The concept of ‘e-commerce’ is defined within the PS&EFT Act as follows:
For the purpose of this section e-commerce means the activity of buying, selling or contracting for goods, services and making payments using internet or worldwide web through communication networks including of wireless networks, within or outside Pakistan.
It becomes possible to infer that a company engaged in the buying/selling of goods or services through a digital platform in Pakistan shall be classified as an ‘online marketplace’. In addition to facilitating the sale of goods or services, online marketplaces also manage payments within each transaction (i.e. the payment is received from the buyer on the platform and subsequently paid out to the seller by the platform). Even though such settlement of payments requires regulatory compliance under the PSO/PSP Rules and various online marketplaces in Pakistan operate with a similar settlement structure, the State Bank of Pakistan has not indicated any non-compliance by these existing entities.

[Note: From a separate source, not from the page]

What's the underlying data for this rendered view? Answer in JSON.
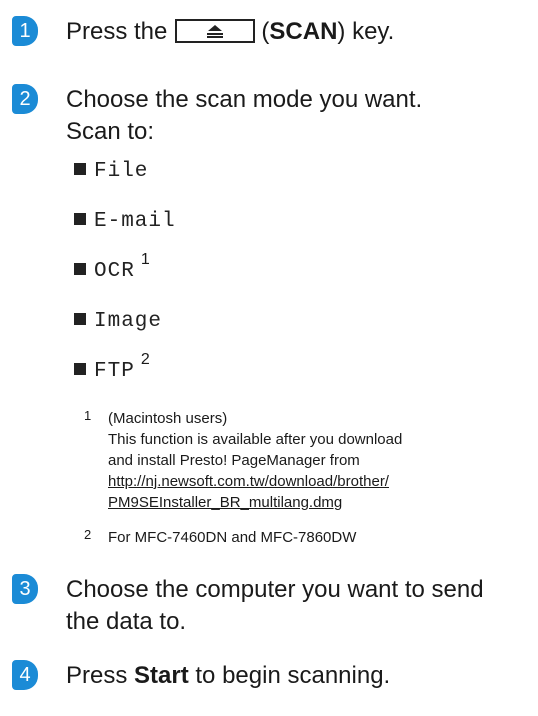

In this regard, the definition of ‘payment systems’ does not provide any exception for an online marketplace. Therefore, under the current legal framework, the settlement of transactions by online marketplaces is in violation of the PS&EFT Act and PSO/PSP Rules.
This negative impact of the PS&EFT Act on such entities has been widely criticized by various academics and practitioners. However, no clarification or guidelines have been issued by the State Bank of Pakistan to date. An analysis of the regulatory framework of other jurisdictions such as the European Union reveals that online marketplace platforms either obtain a payments licence or engage a licensed entity to perform the payment leg of the transactions (including settlement), while in India, online marketplaces are classified as intermediaries and further distinguished into ‘payment aggregators’ (PA) and ‘payment gateways’ (PG). The PA facilitates the marketplace by accepting payment from customers for completion of transaction and the PG merely provides the technological infrastructure. A company operating as a PA requires a licence while a PG does not. Therefore, online marketplaces performing PA functions are required to obtain authorization and separate their marketplace activities from the aggregator functions.
An analysis of the laws of the European Union, India and Pakistan reflects that the PS&EFT Act and PSO/PSP Rules fail to provide a provision or exemption for online marketplaces. Therefore, in the absence of any such provision or guidelines, any marketplace platform providing payment settlement services or acting as an intermediary in a payment transaction shall require a PSO/PSP licence under the provisions of the PS&EFT Act and the PSO/PSP Rules issued by the State Bank of Pakistan. However, none of the current online marketplace platforms operating in Pakistan have complied with these legal requirements. Therefore, the operations of online marketplaces in Pakistan may be deemed to be in contravention of the existing laws of the country.
The current gaps and flawed nature of the existing laws continue to be ignored in Pakistan. As a result, any company seeking to provide e-commerce software or, more specifically, establish an online marketplace shall be subject to the payment systems law and licensing requirements. Moreover, the enforceability of the PS&EFT Act and PSO/PSP Rules remains questionable as various leading players in the e-commerce and digital market of Pakistan continue to operate without licensing. In order for the legislative and regulatory framework to be potent, it is pertinent for the State Bank of Pakistan to address the perplexed nature of the payment systems law. Until this is achieved, the disparity in licensing and operations of the online marketplace sector shall remain disordered and hinder the growth of e-commerce in Pakistan. It remains to be seen whether the SBP shall take heed in this regard.